The Greek community also expanded into the area around the River Tamazula, Humaya and Culiacan, which led to the nickname of the area as “The Valley of the Greeks.” In fact, Sinaloa has a notable presence of Greek surnames in all of Mexico. Some vestiges of Hellenes can also be found in Guadalajara and Torreon.
The Greek Orthodox Church in Mexico
In the 1930s and 40s, there were enough Greeks in the state of Mexico to form a Hellenic Community Center and build the first Orthodox Cathedral, dedicated to Aghia Sophia. The community currently numbers 100 or so active congregants, mostly second or third- generation mixed Greek-Mexican descendants of the early Greek immigrants who came via commercial vessels to work in the fledgling nation barely a hundred years old. The community center holds dances, festivals, and Greek language classes on Saturdays certified by the Hellenic Ministry of Education.

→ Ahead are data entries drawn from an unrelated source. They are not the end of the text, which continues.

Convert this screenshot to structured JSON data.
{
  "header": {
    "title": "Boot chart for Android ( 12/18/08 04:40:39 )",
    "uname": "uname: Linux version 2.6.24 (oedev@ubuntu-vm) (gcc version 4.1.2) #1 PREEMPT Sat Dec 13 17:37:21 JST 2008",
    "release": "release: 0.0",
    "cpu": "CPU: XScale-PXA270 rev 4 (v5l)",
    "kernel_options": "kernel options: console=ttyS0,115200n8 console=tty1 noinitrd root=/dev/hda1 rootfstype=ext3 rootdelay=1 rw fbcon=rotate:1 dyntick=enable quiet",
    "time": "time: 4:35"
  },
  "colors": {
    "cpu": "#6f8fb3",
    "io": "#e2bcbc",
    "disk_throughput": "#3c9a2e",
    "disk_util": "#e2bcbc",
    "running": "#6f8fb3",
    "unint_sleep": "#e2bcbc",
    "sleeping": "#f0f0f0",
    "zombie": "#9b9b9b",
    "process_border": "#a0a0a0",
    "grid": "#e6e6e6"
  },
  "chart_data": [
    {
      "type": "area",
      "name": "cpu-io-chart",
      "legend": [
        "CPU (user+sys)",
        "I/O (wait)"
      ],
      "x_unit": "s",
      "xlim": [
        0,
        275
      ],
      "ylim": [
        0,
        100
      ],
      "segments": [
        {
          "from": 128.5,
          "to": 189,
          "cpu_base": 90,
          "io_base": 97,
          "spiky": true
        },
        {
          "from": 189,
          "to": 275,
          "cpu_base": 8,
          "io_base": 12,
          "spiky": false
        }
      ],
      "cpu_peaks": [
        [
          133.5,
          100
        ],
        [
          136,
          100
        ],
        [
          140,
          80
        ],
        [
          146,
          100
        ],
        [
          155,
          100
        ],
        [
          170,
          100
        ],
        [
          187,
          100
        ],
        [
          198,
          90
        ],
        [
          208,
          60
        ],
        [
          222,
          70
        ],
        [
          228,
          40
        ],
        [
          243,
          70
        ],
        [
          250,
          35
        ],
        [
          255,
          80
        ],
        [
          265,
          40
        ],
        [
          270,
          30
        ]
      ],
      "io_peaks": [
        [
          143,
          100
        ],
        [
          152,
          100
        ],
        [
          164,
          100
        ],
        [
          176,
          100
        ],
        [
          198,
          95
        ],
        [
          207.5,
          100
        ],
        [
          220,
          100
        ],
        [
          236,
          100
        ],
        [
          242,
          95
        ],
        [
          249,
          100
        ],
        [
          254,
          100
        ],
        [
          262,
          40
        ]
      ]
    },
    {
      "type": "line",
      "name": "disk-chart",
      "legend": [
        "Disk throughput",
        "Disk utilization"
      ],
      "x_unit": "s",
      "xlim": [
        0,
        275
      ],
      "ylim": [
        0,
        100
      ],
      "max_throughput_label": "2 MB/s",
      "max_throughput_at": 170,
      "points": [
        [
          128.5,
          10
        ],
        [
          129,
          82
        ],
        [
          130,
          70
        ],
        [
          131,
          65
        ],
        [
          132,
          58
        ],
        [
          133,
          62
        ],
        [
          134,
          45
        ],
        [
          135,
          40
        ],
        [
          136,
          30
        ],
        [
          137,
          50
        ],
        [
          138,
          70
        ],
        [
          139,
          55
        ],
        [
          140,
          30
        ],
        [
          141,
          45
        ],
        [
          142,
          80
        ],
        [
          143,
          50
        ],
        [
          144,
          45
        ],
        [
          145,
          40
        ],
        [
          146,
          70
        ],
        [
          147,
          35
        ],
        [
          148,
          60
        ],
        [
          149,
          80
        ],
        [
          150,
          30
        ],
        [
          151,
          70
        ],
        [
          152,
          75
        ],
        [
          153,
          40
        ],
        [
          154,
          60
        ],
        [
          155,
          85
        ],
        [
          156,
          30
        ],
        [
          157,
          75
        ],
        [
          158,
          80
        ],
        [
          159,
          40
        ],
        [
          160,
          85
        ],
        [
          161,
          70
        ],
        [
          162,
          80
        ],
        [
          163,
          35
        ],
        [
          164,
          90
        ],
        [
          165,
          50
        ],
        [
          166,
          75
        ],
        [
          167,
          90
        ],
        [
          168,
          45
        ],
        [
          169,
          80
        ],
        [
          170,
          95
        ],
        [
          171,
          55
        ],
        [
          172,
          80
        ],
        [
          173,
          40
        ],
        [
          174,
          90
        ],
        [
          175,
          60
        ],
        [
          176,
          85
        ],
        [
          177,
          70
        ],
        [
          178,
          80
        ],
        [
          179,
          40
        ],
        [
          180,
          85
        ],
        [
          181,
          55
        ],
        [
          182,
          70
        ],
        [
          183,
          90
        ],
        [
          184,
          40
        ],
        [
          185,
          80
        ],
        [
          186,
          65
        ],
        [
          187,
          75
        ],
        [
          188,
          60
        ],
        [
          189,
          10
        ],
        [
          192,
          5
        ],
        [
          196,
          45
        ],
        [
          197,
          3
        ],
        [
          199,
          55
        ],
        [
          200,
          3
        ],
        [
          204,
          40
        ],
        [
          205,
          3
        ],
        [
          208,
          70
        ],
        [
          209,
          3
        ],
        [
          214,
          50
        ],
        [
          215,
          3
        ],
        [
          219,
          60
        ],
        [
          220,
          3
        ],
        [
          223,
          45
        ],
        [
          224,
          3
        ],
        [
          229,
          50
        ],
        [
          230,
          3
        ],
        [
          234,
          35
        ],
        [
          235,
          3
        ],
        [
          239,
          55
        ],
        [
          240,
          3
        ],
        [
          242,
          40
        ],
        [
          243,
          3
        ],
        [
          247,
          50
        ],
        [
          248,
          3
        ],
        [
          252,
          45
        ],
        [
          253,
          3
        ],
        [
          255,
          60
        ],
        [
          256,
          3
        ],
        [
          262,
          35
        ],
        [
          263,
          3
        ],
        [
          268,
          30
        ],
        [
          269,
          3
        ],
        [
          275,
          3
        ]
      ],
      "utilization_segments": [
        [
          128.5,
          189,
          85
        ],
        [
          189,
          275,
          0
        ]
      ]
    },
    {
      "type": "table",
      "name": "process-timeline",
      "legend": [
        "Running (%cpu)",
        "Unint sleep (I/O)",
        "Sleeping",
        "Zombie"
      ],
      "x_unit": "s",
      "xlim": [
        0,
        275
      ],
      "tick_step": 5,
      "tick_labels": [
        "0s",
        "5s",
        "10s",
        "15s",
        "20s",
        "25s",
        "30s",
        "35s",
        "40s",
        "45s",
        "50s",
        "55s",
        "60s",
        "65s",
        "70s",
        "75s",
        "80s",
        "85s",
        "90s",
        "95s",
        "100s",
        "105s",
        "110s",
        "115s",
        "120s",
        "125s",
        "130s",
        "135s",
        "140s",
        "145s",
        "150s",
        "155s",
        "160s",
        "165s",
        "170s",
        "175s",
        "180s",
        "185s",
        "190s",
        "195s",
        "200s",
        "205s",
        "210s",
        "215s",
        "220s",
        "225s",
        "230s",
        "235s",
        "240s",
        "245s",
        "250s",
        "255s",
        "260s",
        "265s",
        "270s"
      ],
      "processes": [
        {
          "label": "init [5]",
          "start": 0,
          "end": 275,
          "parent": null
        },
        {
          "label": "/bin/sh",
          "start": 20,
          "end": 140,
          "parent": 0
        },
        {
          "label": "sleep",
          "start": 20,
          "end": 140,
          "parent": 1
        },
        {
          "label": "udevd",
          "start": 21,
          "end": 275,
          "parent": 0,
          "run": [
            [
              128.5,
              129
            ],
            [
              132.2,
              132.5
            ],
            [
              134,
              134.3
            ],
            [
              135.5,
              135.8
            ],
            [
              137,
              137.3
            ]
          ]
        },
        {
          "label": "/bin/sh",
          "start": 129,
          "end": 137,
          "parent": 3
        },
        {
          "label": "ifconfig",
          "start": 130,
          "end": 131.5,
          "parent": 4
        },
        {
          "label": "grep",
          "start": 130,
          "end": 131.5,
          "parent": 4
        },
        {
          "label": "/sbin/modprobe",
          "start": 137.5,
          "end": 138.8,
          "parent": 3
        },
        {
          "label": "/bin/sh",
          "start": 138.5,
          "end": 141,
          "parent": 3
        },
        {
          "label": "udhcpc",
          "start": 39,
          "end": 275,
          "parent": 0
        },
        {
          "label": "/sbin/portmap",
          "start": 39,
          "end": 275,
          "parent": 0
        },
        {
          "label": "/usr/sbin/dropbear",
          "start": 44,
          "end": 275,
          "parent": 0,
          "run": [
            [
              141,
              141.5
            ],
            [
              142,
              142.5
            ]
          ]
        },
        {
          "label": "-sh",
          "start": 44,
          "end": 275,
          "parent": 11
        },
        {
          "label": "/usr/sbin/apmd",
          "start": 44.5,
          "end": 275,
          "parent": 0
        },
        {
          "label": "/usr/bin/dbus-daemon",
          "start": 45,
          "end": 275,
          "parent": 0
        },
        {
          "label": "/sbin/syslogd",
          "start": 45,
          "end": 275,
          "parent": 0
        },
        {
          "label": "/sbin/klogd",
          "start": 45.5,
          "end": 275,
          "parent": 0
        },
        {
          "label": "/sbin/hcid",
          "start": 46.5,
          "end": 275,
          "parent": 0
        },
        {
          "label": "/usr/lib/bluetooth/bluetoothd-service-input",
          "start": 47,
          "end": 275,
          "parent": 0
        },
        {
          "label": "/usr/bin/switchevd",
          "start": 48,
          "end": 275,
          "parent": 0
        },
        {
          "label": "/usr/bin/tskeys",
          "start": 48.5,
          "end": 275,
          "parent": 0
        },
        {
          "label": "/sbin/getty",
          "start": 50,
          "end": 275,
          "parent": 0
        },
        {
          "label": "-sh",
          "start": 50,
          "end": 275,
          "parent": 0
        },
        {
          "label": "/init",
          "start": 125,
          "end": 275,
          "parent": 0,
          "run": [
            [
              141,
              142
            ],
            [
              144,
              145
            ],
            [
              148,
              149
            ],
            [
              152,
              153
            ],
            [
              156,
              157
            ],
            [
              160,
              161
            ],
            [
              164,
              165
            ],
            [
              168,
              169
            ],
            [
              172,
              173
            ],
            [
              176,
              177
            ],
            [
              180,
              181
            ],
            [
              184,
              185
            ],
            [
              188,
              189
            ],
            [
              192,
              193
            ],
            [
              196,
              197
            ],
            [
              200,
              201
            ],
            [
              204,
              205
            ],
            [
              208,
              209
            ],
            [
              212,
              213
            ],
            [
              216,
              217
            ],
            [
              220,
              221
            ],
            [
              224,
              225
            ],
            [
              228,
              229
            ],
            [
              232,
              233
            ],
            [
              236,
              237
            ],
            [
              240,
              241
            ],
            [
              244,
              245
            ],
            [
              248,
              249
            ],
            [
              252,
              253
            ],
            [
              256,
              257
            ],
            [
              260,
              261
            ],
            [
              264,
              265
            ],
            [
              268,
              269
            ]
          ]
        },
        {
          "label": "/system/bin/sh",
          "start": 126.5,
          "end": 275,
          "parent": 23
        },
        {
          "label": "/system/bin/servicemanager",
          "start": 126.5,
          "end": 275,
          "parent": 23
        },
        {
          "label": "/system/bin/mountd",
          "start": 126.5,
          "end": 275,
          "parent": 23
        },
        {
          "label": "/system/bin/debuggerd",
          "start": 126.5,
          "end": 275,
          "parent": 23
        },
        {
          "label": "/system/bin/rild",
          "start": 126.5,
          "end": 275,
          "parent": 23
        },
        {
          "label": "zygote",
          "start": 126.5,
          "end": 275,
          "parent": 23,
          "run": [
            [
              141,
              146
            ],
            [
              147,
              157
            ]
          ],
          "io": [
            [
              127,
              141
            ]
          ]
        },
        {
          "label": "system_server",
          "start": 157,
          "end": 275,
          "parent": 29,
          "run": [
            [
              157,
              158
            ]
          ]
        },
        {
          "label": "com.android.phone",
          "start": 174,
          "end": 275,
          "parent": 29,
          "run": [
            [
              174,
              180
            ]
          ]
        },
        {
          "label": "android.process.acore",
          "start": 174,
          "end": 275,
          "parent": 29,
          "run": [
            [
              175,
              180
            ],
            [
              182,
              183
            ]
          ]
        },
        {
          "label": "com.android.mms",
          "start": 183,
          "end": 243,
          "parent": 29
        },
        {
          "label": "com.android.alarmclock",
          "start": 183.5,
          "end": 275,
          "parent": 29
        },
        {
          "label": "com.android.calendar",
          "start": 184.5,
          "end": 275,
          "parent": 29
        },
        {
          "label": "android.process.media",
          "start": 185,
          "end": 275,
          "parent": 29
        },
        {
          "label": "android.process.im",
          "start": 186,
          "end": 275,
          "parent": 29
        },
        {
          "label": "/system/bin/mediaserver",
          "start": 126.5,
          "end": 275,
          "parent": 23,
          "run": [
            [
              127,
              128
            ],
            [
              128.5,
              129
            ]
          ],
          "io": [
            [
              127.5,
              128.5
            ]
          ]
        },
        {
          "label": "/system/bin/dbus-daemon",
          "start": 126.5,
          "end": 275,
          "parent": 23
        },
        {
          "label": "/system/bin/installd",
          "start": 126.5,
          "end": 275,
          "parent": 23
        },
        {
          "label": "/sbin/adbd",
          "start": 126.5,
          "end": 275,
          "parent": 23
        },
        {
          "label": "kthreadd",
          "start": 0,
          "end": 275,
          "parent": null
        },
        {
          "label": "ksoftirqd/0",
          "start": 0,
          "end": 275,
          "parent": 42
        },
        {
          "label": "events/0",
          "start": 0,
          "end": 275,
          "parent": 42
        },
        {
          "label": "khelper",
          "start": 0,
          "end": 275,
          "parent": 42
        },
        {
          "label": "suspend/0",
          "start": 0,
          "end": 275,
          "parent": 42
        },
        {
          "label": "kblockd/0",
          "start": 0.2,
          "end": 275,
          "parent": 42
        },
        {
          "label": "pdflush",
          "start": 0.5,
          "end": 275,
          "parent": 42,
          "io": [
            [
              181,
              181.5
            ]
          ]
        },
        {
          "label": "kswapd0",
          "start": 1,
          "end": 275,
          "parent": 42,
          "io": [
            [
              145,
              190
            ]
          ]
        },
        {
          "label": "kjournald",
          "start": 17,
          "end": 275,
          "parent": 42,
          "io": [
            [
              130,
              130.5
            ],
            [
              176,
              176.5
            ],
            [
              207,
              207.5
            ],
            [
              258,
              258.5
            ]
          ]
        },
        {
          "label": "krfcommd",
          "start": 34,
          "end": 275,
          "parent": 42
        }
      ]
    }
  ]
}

The Greek Orthodox Church in Mexico cannot be separated from the influence of Bishop Pavlos Ballestar. Bellestar started out as a Franciscan monk in Spain in the 1950s. However, he underwent a conversion to Orthodoxy while studying the foundations of the ancient church. He arrived in Mexico in the 1950s. He served as the first bishop of the Greek patriarchate and was instrumental in introducing the church to Catholic Mexico when it was virtually unknown. He actually founded the Cathedral of Aghia Sophia that is the epicenter of the Hellenic Orthodox presence in Mexico. This would lead to his eventual assassination by a Mexican general in front of the Church. The Orthodox Church had been regarded with suspicion as a foreign agent in a conservatively Catholic Mexico in its early foundation.
Today, Aghia Sophia lies in the wealthy suburb of Naucalpan within a gated community heavily guarded by 24-hour security. Its spiritual head is Metropolitan Athenagoras of Central and South America, a Chicago native. The two presiding priests are Father Damianos and Father Constantinos both imported from the theological schools of Greece. The congregants are mostly Mexican converts to Orthodoxy, including Deacon Vaseleos.
Congregants of the Greek community can trace their ancestry to one or more of the founders of the community center. One congregant, Jorge Klinis, would never have known about his family’s Greek roots or that a Hellenic community and church existed in Mexico City at all, if it had not been for the chance encounter with a Greek tourist who would eventually become his wife and lead him back to it.
Aghia Sophia’s cantor is another example of fascinating cross-cultural pollination. Sophia was born in a small town in one of the fiercely conservative states of Mexico. While studying opera in the university she was introduced to Byzantine chant. The music started her on a path of discovery that delved deeper and deeper into the heart of Orthodox spirituality. Since learning Byzantine musical notation, she is the only female chanter of Byzantine music in all of Mexico. She has been using her soprano voice during the liturgy ever since she converted to Orthodoxy a year ago. As she recounts in her interview, it was her love of sacred music that brought her in communion with the Byzantine chant and eventually led to her conversion. Even though she was born in an extremely conservative Catholic small town to ultra-faithful Catholic parents who thought her involvement in the Orthodox church was heretical, she was able to relieve their suspicions when she invited them to attend a liturgy. Many Catholics have not heard of the Orthodox Church and to do so means an automatic lesson in early church history.
As immigration from Greece and Cyprus has receded to a mere trickle since the 1990s, if the Hellenic Orthodox presence is to continue in Mexico, it should be through education and conversion.